Le système Rugmark vise non seulement à assurer l'homologation des produits et le contrôle externe, mais aussi à générer des ressources en vue d'établir des programmes éducatifs et socio-économiques pour les enfants exploités, comme l'établissement d'écoles, de programmes de formation et de centres de réadaptation. Les importateurs de tapis portant l'étiquette Rugmark versent un droit équivalant à 1 p. 100 de la valeur marchande des produits à cette fin; les exportateurs, pour leur part, versent un droit de 0,25 p. 100 afin de contribuer au financement du système d'inspection, qui finira par s'autofinancer. Toutefois, une étude sur la mise en oeuvre du système Rugmark au Canada, menée pour le MAECI par UNICEF Canada, laisse croire que les répercussions positives du système au pays seraient très limitées, et qu'il ne serait peut-être pas particulièrement rentable d'y affecter les ressources de l'APD, déjà en baisse. Néanmoins, Rugmark «s'avère un outil réglementaire efficace», et le Canada «pourrait soutenir les éléments nationaux du système par l'entremise des organismes gouvernementaux qui sont responsables de la consommation . . . »40. Plusieurs témoins ont vivement contesté cet accueil mitigé et ces conclusions peu enthousiastes. Kathleen Ruff, du Anti-Slavery Group, a présenté une critique détaillée du document au Sous-comité, ce qui a donné lieu à une réplique de la part d'UNICEF Canada.

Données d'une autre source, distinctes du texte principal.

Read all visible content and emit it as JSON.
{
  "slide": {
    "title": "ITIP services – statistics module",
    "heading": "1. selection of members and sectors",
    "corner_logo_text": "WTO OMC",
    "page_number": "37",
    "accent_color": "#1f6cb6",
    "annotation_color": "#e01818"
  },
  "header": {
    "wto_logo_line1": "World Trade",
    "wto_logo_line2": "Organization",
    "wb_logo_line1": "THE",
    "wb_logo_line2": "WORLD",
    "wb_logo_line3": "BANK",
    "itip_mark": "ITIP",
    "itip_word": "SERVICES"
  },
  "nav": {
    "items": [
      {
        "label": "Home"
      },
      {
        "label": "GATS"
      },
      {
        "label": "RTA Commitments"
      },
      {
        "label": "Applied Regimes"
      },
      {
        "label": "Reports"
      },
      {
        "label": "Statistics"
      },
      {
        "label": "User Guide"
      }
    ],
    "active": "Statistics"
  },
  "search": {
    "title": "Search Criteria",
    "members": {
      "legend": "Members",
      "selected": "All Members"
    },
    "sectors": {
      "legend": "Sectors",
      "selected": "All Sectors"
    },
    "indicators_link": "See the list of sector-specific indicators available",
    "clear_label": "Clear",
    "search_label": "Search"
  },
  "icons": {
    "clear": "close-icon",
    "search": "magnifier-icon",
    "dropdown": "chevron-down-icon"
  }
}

Nous ne doutons pas de la validité de la déclaration suivante d'UNICEF Canada : «Nous ne mettrons fin à l'exploitation économique des enfants, asservis ou autres, que lorsque nous serons en mesure de : changer les attitudes et pratiques principales des parents et de la collectivité, d'affecter suffisamment de ressources à la création de solutions alternatives dans les collectivités afin que les familles n'envisagent pas de faire travailler leurs enfants; et de fournir une éducation primaire gratuite et obligatoire41.» En même temps, l'étude, qui date de juin 1996, s'est peut-être attiré des critiques, car elle ne semblait pas vraiment tenir compte de la valeur actuelle de Rugmark comme outil de soutien des objectifs de lutte contre l'exploitation des enfants pour les consommateurs et les entreprises du Canada. Notre attention s'est portée sur une étude pratique américaine qui, fait à souligner, a été subventionnée par la Reebok Human Rights Foundation, traitant en profondeur des prétendues faiblesses de Rugmark, dont la conclusion sur l'ensemble du programme est clairement positive, même si on reconnaît qu'il y a place à l'amélioration42. Qui plus est, La situation des enfants dans le monde 1997 de l'UNICEF signale que, tout compte fait, l'initiative Rugmark mérite qu'on l'appuie43. Le principal souci du Sous-comité est qu'une évaluation objective ouvre la voie à des réactions plus positives. Par conséquent, nous croyons qu'il serait justifié de procéder à la mise en oeuvre de Rugmark au Canada, ne serait-ce que pour une période d'essai de quelques années. Le coût du programme ne justifierait pas qu'on lui refuse sa chance de faire ses preuves44. La poursuite de la participation du Canada au programme sera alors orientée par les réactions du public suite à une évaluation indépendante sur la période d'essai.

4. Faire appel à la responsabilité du secteur privé

Pratiques commerciales morales et «codes de déontologie»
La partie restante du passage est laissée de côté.